Les cavaliers m’apparaissent comme de nobles personnages propulsés direct dans notre époque par une machine à remonter le temps miraculeuse, résurgence incongrue des personnages de la cour de Henri IV ou Louis XIV.

Je les trouve distants, très haut assis, un tantinet arrogants, certes, très beaux, mais je me sens toujours un peu en position d’infériorité quand je croise un cavalier, façon «la vilaine» face à son Suzerain, excusez on n’est pas du même monde !

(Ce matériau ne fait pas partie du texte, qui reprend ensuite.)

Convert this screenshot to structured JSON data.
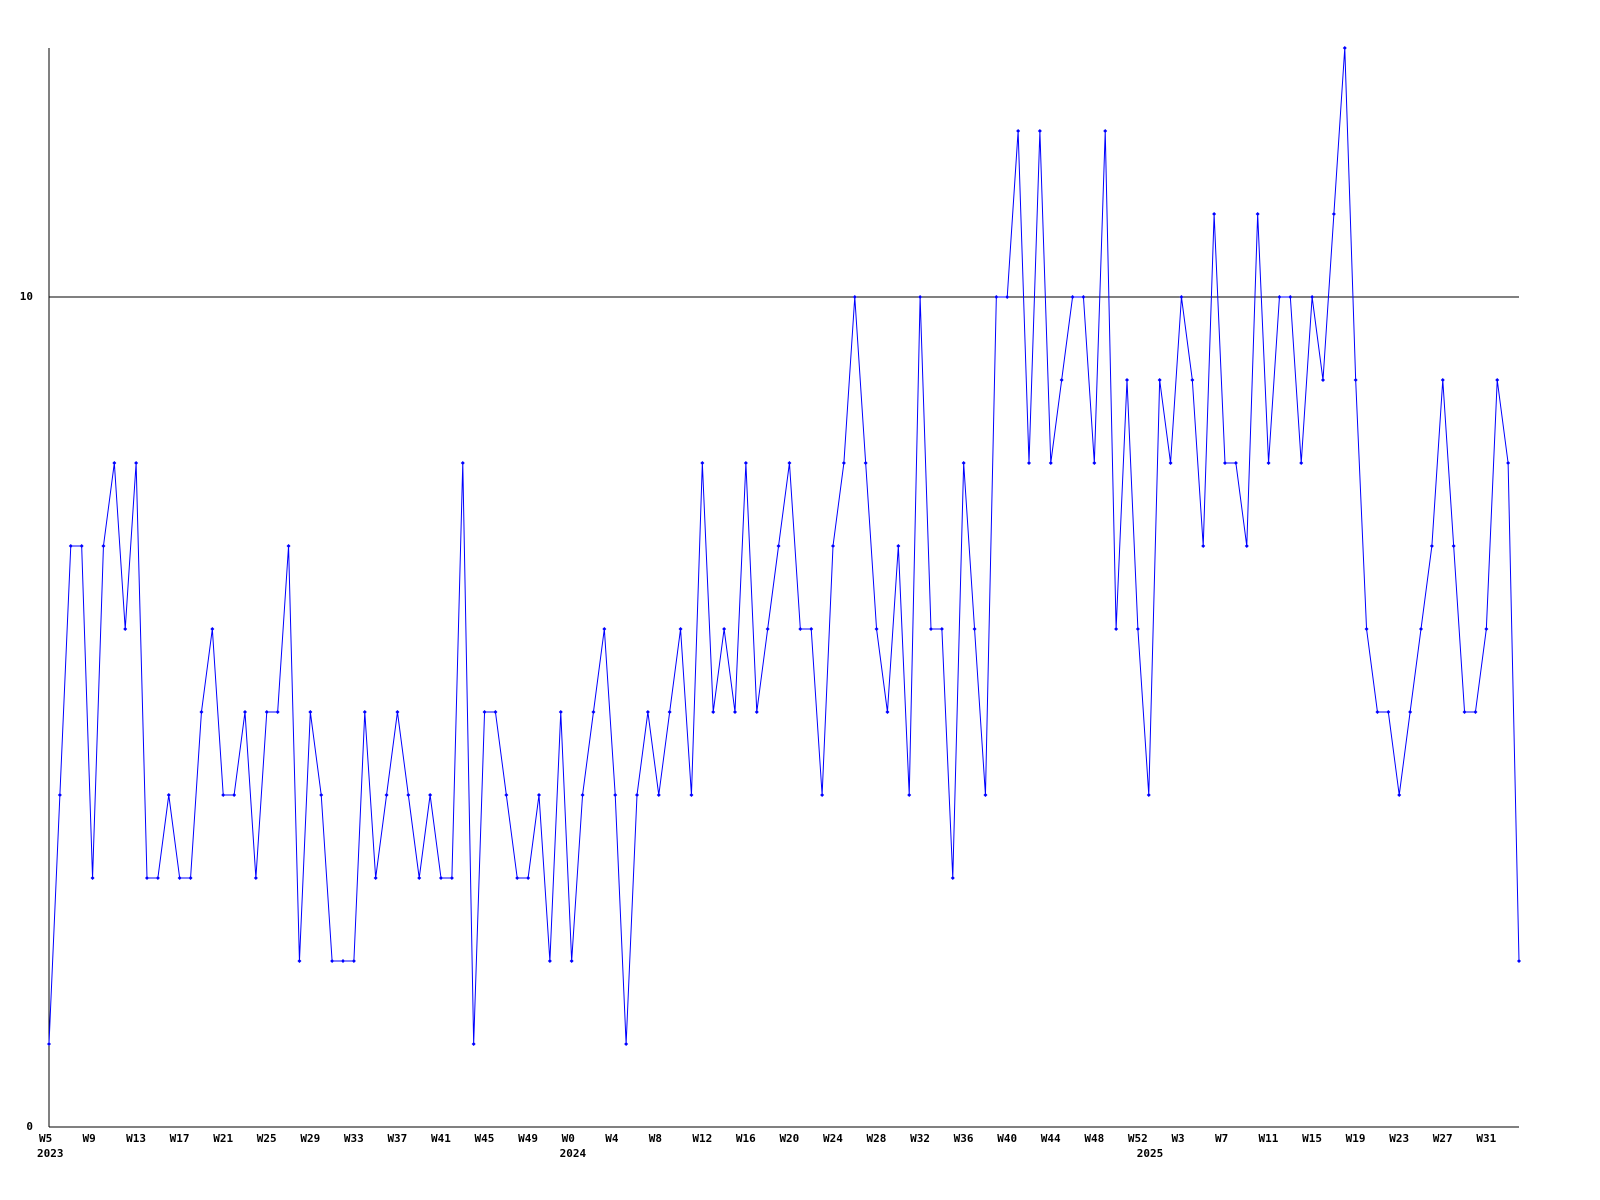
{
  "chart_data": {
    "type": "line",
    "color": "#0000ff",
    "ylim": [
      0,
      13
    ],
    "yticks": [
      0,
      10
    ],
    "grid": true,
    "categories": [
      "W5",
      null,
      null,
      null,
      "W9",
      null,
      null,
      null,
      "W13",
      null,
      null,
      null,
      "W17",
      null,
      null,
      null,
      "W21",
      null,
      null,
      null,
      "W25",
      null,
      null,
      null,
      "W29",
      null,
      null,
      null,
      "W33",
      null,
      null,
      null,
      "W37",
      null,
      null,
      null,
      "W41",
      null,
      null,
      null,
      "W45",
      null,
      null,
      null,
      "W49",
      null,
      null,
      null,
      "W0",
      null,
      null,
      null,
      "W4",
      null,
      null,
      null,
      "W8",
      null,
      null,
      null,
      "W12",
      null,
      null,
      null,
      "W16",
      null,
      null,
      null,
      "W20",
      null,
      null,
      null,
      "W24",
      null,
      null,
      null,
      "W28",
      null,
      null,
      null,
      "W32",
      null,
      null,
      null,
      "W36",
      null,
      null,
      null,
      "W40",
      null,
      null,
      null,
      "W44",
      null,
      null,
      null,
      "W48",
      null,
      null,
      null,
      "W52",
      null,
      null,
      null,
      "W3",
      null,
      null,
      null,
      "W7",
      null,
      null,
      null,
      "W11",
      null,
      null,
      null,
      "W15",
      null,
      null,
      null,
      "W19",
      null,
      null,
      null,
      "W23",
      null,
      null,
      null,
      "W27",
      null,
      null,
      null,
      "W31",
      null,
      null,
      null
    ],
    "years": [
      "2023",
      null,
      null,
      null,
      null,
      null,
      null,
      null,
      null,
      null,
      null,
      null,
      null,
      null,
      null,
      null,
      null,
      null,
      null,
      null,
      null,
      null,
      null,
      null,
      null,
      null,
      null,
      null,
      null,
      null,
      null,
      null,
      null,
      null,
      null,
      null,
      null,
      null,
      null,
      null,
      null,
      null,
      null,
      null,
      null,
      null,
      null,
      null,
      "2024",
      null,
      null,
      null,
      null,
      null,
      null,
      null,
      null,
      null,
      null,
      null,
      null,
      null,
      null,
      null,
      null,
      null,
      null,
      null,
      null,
      null,
      null,
      null,
      null,
      null,
      null,
      null,
      null,
      null,
      null,
      null,
      null,
      null,
      null,
      null,
      null,
      null,
      null,
      null,
      null,
      null,
      null,
      null,
      null,
      null,
      null,
      null,
      null,
      null,
      null,
      null,
      null,
      "2025",
      null,
      null,
      null,
      null,
      null,
      null,
      null,
      null,
      null,
      null,
      null,
      null,
      null,
      null,
      null,
      null,
      null,
      null,
      null,
      null,
      null,
      null,
      null,
      null,
      null,
      null,
      null,
      null,
      null,
      null,
      null,
      null,
      null,
      null
    ],
    "values": [
      1,
      4,
      7,
      7,
      3,
      7,
      8,
      6,
      8,
      3,
      3,
      4,
      3,
      3,
      5,
      6,
      4,
      4,
      5,
      3,
      5,
      5,
      7,
      2,
      5,
      4,
      2,
      2,
      2,
      5,
      3,
      4,
      5,
      4,
      3,
      4,
      3,
      3,
      8,
      1,
      5,
      5,
      4,
      3,
      3,
      4,
      2,
      5,
      2,
      4,
      5,
      6,
      4,
      1,
      4,
      5,
      4,
      5,
      6,
      4,
      8,
      5,
      6,
      5,
      8,
      5,
      6,
      7,
      8,
      6,
      6,
      4,
      7,
      8,
      10,
      8,
      6,
      5,
      7,
      4,
      10,
      6,
      6,
      3,
      8,
      6,
      4,
      10,
      10,
      12,
      8,
      12,
      8,
      9,
      10,
      10,
      8,
      12,
      6,
      9,
      6,
      4,
      9,
      8,
      10,
      9,
      7,
      11,
      8,
      8,
      7,
      11,
      8,
      10,
      10,
      8,
      10,
      9,
      11,
      13,
      9,
      6,
      5,
      5,
      4,
      5,
      6,
      7,
      9,
      7,
      5,
      5,
      6,
      9,
      8,
      2
    ]
  }
}
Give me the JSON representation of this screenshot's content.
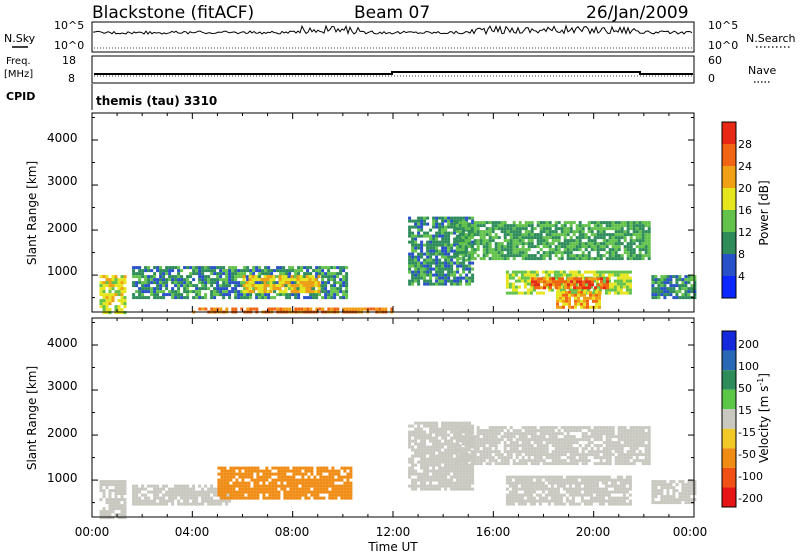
{
  "header": {
    "station": "Blackstone (fitACF)",
    "beam": "Beam 07",
    "date": "26/Jan/2009"
  },
  "sky_panel": {
    "left_label": "N.Sky",
    "right_label": "N.Search",
    "left_ticks": [
      "10^5",
      "10^0"
    ],
    "right_ticks": [
      "10^5",
      "10^0"
    ]
  },
  "freq_panel": {
    "left_label_1": "Freq.",
    "left_label_2": "[MHz]",
    "right_label": "Nave",
    "left_ticks": [
      "18",
      "8"
    ],
    "right_ticks": [
      "60",
      "0"
    ]
  },
  "cpid_panel": {
    "label": "CPID",
    "value": "themis (tau) 3310"
  },
  "x_axis": {
    "label": "Time UT",
    "ticks": [
      "00:00",
      "04:00",
      "08:00",
      "12:00",
      "16:00",
      "20:00",
      "00:00"
    ]
  },
  "power_panel": {
    "ylabel": "Slant Range [km]",
    "yticks": [
      "1000",
      "2000",
      "3000",
      "4000"
    ],
    "colorbar_label": "Power [dB]",
    "colorbar_ticks": [
      "4",
      "8",
      "12",
      "16",
      "20",
      "24",
      "28"
    ],
    "colorbar_colors": [
      "#0a28ff",
      "#2850c8",
      "#2e8c5a",
      "#62c24a",
      "#e6e61e",
      "#f0a014",
      "#f06414",
      "#e62814"
    ]
  },
  "velocity_panel": {
    "ylabel": "Slant Range [km]",
    "yticks": [
      "1000",
      "2000",
      "3000",
      "4000"
    ],
    "colorbar_label": "Velocity [m s^-1]",
    "colorbar_ticks": [
      "200",
      "100",
      "50",
      "15",
      "-15",
      "-50",
      "-100",
      "-200"
    ],
    "colorbar_colors": [
      "#1428dc",
      "#2868b4",
      "#2e8c5a",
      "#5ac846",
      "#c8c8c0",
      "#f0c828",
      "#f08c14",
      "#f05014",
      "#e61414"
    ]
  },
  "chart_data": [
    {
      "type": "heatmap",
      "title": "Power",
      "xlabel": "Time UT",
      "ylabel": "Slant Range [km]",
      "xlim_hours": [
        0,
        24
      ],
      "ylim_km": [
        180,
        4600
      ],
      "value_unit": "dB",
      "regions": [
        {
          "t0": 0.3,
          "t1": 1.3,
          "r0": 200,
          "r1": 1000,
          "value": 18
        },
        {
          "t0": 1.6,
          "t1": 10.2,
          "r0": 500,
          "r1": 1200,
          "value": 10
        },
        {
          "t0": 6.0,
          "t1": 9.0,
          "r0": 650,
          "r1": 1000,
          "value": 20
        },
        {
          "t0": 4.0,
          "t1": 12.0,
          "r0": 190,
          "r1": 280,
          "value": 24
        },
        {
          "t0": 12.6,
          "t1": 15.2,
          "r0": 800,
          "r1": 2300,
          "value": 10
        },
        {
          "t0": 14.5,
          "t1": 22.2,
          "r0": 1400,
          "r1": 2200,
          "value": 12
        },
        {
          "t0": 16.5,
          "t1": 21.5,
          "r0": 600,
          "r1": 1100,
          "value": 16
        },
        {
          "t0": 17.5,
          "t1": 20.5,
          "r0": 700,
          "r1": 950,
          "value": 26
        },
        {
          "t0": 18.5,
          "t1": 20.2,
          "r0": 300,
          "r1": 650,
          "value": 22
        },
        {
          "t0": 22.3,
          "t1": 24.0,
          "r0": 500,
          "r1": 1000,
          "value": 10
        }
      ]
    },
    {
      "type": "heatmap",
      "title": "Velocity",
      "xlabel": "Time UT",
      "ylabel": "Slant Range [km]",
      "xlim_hours": [
        0,
        24
      ],
      "ylim_km": [
        180,
        4600
      ],
      "value_unit": "m s^-1",
      "regions": [
        {
          "t0": 0.3,
          "t1": 1.3,
          "r0": 200,
          "r1": 1000,
          "value": 0
        },
        {
          "t0": 1.6,
          "t1": 5.5,
          "r0": 500,
          "r1": 900,
          "value": 0
        },
        {
          "t0": 5.0,
          "t1": 10.3,
          "r0": 600,
          "r1": 1300,
          "value": -75
        },
        {
          "t0": 12.6,
          "t1": 15.2,
          "r0": 800,
          "r1": 2300,
          "value": 0
        },
        {
          "t0": 14.5,
          "t1": 22.2,
          "r0": 1400,
          "r1": 2200,
          "value": 0
        },
        {
          "t0": 16.5,
          "t1": 21.5,
          "r0": 500,
          "r1": 1100,
          "value": 0
        },
        {
          "t0": 22.3,
          "t1": 24.0,
          "r0": 500,
          "r1": 1000,
          "value": 0
        }
      ]
    }
  ]
}
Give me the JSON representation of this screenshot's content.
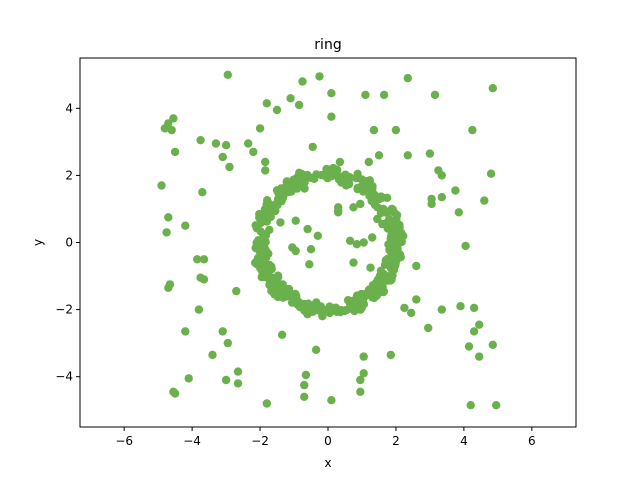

Le cheval, c’est une profusion de symboliques ancestrales, autour de la survie de l’homme, de la guerre, de la race pure, de l’aristocratie, de la passion : la noblesse de l’ancien régime, le cow-boy du Far West, le sublime pur sang arabe qui impressionna les croisés et fut adopté par Napoléon, le fidèle compagnon de l’homme depuis la nuit des temps, le coéquipier des princes de la guerre et des sultans, sans oublier l’insatiable passion de la compétition et du jeu. Omar Sharif n’a-t-il pas dilapidé sa fortune en misant des sommes folles aux courses ? Comme nous l’expliquait récemment mon nouveau copain Momo (alias Maurice, inénarrable spécialiste des courses, qui vit de ses rentes après avoir tout gagné pendant 20 ans) : « Hélas, il y en a qui ne savent pas s’arrêter à temps ! »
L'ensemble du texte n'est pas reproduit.